Yep, looked at seat and it's worn pretty bad. That's why I'm trying to find a way to put a replacement seat in. 
You're right, most carbs with a metal needle using a rubber seat are round with the grooved side down. This unit's seat is shaped like this : _I I_ 
with the bottom horizontal part fitting into a groove.


----------



## Rentahusband (Aug 25, 2008)

I would use a little 2-cycle oil to lube up the seat for easier installation.


----------



## Tamfan (Jun 20, 2010)

Rentahusband said:


> I would use a little 2-cycle oil to lube up the seat for easier installation.
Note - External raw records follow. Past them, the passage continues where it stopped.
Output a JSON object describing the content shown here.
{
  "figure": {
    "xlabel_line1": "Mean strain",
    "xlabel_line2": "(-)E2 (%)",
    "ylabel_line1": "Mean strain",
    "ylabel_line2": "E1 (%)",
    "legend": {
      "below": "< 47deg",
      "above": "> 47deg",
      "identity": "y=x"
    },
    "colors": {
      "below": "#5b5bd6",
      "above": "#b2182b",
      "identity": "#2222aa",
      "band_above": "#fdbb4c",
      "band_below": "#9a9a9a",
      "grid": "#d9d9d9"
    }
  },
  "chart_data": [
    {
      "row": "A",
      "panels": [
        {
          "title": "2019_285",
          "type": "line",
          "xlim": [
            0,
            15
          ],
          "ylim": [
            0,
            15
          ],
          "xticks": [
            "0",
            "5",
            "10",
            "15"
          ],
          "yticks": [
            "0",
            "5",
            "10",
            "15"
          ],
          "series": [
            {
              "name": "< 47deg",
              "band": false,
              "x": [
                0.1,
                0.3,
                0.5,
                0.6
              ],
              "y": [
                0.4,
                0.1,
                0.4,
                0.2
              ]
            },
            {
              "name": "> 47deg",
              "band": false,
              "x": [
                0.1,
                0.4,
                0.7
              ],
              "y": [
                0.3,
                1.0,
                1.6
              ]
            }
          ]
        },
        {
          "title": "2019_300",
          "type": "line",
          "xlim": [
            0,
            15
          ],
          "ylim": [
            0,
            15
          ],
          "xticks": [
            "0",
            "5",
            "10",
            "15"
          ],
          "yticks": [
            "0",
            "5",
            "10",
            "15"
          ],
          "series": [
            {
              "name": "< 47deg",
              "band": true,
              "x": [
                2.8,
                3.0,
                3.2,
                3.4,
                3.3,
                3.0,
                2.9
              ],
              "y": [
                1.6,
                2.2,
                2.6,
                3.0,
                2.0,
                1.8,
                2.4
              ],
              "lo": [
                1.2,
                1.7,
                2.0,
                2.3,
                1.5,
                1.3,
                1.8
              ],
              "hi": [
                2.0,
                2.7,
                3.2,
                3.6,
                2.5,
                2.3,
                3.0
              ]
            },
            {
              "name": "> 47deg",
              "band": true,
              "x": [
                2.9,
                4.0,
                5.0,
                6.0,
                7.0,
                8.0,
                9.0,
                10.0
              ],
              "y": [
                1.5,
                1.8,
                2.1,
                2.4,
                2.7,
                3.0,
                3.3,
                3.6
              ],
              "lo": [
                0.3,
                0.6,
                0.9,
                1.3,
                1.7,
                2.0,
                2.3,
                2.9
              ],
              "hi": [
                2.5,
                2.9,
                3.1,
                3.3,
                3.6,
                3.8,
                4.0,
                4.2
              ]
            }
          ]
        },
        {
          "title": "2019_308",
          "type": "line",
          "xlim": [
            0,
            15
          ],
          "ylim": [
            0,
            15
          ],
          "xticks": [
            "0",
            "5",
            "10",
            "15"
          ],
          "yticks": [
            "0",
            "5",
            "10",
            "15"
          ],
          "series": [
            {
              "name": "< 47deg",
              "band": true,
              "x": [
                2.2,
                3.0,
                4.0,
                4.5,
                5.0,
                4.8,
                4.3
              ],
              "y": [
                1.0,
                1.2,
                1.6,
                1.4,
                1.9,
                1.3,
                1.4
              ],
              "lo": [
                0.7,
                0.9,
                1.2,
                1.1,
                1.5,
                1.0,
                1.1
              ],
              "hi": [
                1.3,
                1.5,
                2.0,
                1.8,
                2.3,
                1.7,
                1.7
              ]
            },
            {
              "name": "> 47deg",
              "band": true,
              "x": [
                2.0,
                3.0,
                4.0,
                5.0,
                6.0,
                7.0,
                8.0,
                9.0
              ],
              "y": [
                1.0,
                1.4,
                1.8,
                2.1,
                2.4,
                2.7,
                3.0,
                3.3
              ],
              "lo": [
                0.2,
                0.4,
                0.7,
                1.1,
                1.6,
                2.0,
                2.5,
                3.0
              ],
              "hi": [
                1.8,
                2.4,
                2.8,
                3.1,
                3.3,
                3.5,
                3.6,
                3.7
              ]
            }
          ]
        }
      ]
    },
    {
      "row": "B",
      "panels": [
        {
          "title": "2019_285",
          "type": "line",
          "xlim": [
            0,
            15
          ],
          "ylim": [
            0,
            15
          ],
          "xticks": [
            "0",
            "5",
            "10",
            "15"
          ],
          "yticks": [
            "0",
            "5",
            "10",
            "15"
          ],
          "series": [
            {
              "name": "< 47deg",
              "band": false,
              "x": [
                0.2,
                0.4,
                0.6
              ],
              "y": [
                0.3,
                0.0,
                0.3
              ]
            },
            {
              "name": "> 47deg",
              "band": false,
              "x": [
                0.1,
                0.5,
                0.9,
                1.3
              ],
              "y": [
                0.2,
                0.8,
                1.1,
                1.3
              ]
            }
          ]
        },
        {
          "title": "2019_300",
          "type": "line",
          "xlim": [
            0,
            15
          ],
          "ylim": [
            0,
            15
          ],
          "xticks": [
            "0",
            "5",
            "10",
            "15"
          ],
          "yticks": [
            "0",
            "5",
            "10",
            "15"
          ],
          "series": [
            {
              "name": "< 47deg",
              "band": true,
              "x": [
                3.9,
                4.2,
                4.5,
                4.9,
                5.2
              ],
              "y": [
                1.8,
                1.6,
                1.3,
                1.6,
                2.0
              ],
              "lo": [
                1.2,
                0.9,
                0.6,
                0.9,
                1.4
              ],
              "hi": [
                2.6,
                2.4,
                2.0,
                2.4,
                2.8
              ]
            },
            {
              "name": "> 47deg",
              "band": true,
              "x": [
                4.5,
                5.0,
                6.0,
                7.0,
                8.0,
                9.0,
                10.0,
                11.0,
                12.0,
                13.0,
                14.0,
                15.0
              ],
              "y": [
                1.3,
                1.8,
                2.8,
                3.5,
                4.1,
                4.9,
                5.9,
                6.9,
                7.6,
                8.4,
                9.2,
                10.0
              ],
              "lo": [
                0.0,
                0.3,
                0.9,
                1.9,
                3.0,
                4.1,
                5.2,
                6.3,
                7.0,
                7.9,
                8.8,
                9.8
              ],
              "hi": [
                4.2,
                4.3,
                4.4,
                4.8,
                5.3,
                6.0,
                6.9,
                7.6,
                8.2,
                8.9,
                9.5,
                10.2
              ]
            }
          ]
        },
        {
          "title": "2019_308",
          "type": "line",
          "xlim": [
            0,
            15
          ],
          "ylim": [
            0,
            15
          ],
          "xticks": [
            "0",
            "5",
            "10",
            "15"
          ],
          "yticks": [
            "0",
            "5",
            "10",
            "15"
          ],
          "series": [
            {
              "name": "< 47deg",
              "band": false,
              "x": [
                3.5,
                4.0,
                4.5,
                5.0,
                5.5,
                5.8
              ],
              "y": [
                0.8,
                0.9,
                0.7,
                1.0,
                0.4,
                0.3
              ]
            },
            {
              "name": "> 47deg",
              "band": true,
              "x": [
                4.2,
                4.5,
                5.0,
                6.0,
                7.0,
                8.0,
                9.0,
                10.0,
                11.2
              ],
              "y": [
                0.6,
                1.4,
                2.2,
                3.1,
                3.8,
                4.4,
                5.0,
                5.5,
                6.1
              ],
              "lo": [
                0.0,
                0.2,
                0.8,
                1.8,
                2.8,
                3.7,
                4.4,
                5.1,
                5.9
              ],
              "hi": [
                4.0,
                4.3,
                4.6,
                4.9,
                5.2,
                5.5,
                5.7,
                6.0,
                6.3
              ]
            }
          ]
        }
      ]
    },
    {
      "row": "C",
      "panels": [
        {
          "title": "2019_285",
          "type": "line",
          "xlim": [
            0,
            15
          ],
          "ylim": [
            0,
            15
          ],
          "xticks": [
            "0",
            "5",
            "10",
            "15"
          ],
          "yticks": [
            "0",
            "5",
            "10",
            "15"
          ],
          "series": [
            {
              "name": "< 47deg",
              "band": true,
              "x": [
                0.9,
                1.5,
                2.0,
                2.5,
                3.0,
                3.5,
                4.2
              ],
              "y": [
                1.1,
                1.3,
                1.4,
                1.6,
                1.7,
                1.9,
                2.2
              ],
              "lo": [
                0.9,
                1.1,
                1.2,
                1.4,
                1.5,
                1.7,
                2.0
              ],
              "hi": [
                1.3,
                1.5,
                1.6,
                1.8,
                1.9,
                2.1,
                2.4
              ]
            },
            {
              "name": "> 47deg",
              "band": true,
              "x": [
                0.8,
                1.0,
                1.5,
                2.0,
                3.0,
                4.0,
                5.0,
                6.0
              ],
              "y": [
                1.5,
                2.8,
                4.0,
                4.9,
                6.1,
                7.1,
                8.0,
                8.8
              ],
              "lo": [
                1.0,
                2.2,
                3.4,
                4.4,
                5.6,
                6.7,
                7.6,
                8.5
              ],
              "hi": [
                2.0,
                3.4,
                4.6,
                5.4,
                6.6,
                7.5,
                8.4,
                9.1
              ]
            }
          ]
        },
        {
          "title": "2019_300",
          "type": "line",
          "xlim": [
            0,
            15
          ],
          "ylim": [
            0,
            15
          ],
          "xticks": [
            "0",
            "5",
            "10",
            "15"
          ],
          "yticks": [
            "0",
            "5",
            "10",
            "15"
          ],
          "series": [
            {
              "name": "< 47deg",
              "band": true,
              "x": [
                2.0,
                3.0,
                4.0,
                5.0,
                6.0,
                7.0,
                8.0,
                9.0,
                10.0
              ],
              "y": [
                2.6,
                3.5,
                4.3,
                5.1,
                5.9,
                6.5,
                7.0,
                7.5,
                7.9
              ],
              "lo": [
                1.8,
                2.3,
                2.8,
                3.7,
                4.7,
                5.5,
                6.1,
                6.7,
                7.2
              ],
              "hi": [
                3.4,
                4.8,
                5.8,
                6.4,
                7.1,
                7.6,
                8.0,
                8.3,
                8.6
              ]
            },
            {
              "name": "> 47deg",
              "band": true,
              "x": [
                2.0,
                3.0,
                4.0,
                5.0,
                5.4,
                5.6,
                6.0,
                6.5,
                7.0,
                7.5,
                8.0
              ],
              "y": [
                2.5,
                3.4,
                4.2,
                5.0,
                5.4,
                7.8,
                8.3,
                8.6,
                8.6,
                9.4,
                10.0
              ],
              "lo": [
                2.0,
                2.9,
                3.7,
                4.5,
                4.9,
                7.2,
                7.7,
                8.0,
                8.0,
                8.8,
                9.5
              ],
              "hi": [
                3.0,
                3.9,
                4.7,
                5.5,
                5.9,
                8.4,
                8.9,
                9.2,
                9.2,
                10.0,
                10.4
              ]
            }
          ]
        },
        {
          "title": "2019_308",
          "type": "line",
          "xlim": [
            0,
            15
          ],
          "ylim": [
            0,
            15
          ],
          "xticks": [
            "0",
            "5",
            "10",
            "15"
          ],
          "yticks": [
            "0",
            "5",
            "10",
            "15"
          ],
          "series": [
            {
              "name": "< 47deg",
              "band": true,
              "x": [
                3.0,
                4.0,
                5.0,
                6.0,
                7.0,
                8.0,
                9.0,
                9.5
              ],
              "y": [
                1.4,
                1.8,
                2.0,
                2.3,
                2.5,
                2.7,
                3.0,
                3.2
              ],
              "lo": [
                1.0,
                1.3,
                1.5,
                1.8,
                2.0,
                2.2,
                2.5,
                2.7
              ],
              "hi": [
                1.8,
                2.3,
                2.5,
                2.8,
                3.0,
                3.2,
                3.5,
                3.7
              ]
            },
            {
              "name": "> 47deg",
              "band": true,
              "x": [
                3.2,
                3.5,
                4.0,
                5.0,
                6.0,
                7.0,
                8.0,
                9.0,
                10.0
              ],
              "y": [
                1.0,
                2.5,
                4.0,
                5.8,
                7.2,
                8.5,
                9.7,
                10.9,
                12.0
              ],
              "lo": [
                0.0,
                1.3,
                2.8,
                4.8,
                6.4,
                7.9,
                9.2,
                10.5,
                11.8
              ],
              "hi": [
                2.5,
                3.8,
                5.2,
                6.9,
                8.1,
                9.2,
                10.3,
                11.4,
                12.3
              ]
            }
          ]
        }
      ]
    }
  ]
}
Update: I found the solution! You actually have to pull the brass seat insert out of the carb and install the rubber seat into the new brass insert, then press the insert back into the carb. I ordered a kit today on Ebay that has a needle, rubber seat (T-shaped) and brass insert. I'll be good to go in a few days. 
Thanks for your suggestions Rent!:thumbsup:


----------



## Rentahusband (Aug 25, 2008)

:thumbsup::thumbsup:


----------



## btljuce (Jul 23, 2012)

*btljuce*

I'm not having any success removing the needle sleeve. What's the way?


----------



## 30yearTech (Sep 14, 2006)

The inlet valve seat is removed with a special tool that threads into the seat and then can be pulled out. If you can find the right size self tapping screw you can screw it into the seat, then clamp a pair of vice grips and tap on them with a hammer to remove the seat. be careful not to thread the screw in too deep or it will apply pressure to the seat and make it harder to remove. Best of luck...


----------